In a letter to Montgomery County Council President Ruth Spector and at a press conference in front of the council chambers Tuesday morning, NAACP President Roscoe Nix said the current plan to offer only one franchise for the entire county prevents such opportunities. He also criticized a consultant's report that gave no weight to the issue of franchise ownership.
Nix said, "That a consultant could give zero weight to ownership when the minority population of the county is near 25 percent is to show that the consultant is willing to give the green light to monopoly ownership and ignore minority interest."
But informed observers strongly questioned whether the county, which already has been bogged down in considerable delays over the proposed multimillion-dollar system, would seriously consider changing the decision, made early this year, that a one-franchise operation would provide the best service for the county.
"You'd have to cut up the pie differently. There may be less services available if there were more franchises, and some companies might decide that servicing a smaller portion might not be economically feasible and might drop out of competing for the franchise altogether," said Assistant County Attorney Kathy Hart.
In arguing for a multiple-franchise arangement, Frank Morris, a former vice-president of the Montgomery NAACP, argued that the county's system, which may eventually serve 216,175 homes, will be unusually large for only one firm and that "most companies have not built systems larger than 50,000 units."
But John Hansman, the county's cable television manager, used a similar argument to suggest the opposite was the case. He said most major cable firms now have the experience and capital to handle a job as large as Montgomery. Hansman also argued that service would suffer under the NAACP's proposed four-franchise arrangement.
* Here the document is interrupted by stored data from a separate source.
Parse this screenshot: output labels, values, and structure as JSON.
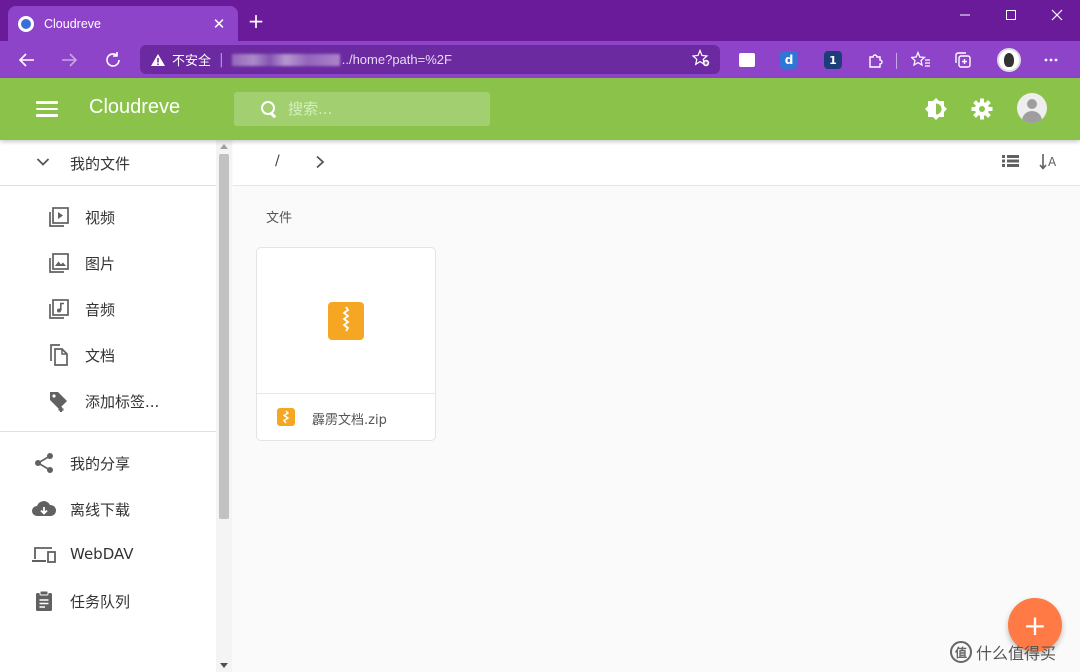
{
  "browser": {
    "tab_title": "Cloudreve",
    "tab_close": "✕",
    "new_tab": "+",
    "security_label": "不安全",
    "url_visible_path": "../home?path=%2F"
  },
  "app": {
    "title": "Cloudreve",
    "search_placeholder": "搜索..."
  },
  "sidebar": {
    "my_files": "我的文件",
    "categories": [
      {
        "label": "视频",
        "icon": "video-icon"
      },
      {
        "label": "图片",
        "icon": "image-icon"
      },
      {
        "label": "音频",
        "icon": "audio-icon"
      },
      {
        "label": "文档",
        "icon": "document-icon"
      },
      {
        "label": "添加标签...",
        "icon": "add-tag-icon"
      }
    ],
    "items": [
      {
        "label": "我的分享",
        "icon": "share-icon"
      },
      {
        "label": "离线下载",
        "icon": "cloud-download-icon"
      },
      {
        "label": "WebDAV",
        "icon": "devices-icon"
      },
      {
        "label": "任务队列",
        "icon": "clipboard-icon"
      }
    ]
  },
  "breadcrumb": {
    "root": "/"
  },
  "main": {
    "section_label": "文件",
    "files": [
      {
        "name": "霹雳文档.zip",
        "type": "zip"
      }
    ]
  },
  "fab_label": "+",
  "watermark": {
    "logo": "值",
    "text": "什么值得买"
  },
  "colors": {
    "browser_tabbar": "#6a1b9a",
    "browser_toolbar": "#8e44c9",
    "appbar": "#8bc34a",
    "fab": "#ff7a45",
    "zip": "#f5a623"
  }
}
"Four franchises would mean areas involving roughly 50,000 households," Hansman said, citing the statement of one cable firm that argued that its "threshold for a full-scale system would have to be at least 75,000."
The issue of minority involvement in the lucrative cable network already has been raised, particularly by Hispanic groups pushing for minority hiring and access to Hispanic programming.
Citing minority firms that own cable systems in Columbus and East Cleveland, Ohio, in Newark, and in east Lost Angeles, Nix said the NAACP would "aggressively seek" the support of other minorities for its plan, and would find minority firms that might be interested in applying for a Montgomery County contract.
"We want and will have a piece of the action," said NAACP vice-president Gladys Young. "Minority involvement on every level will be the order of the day."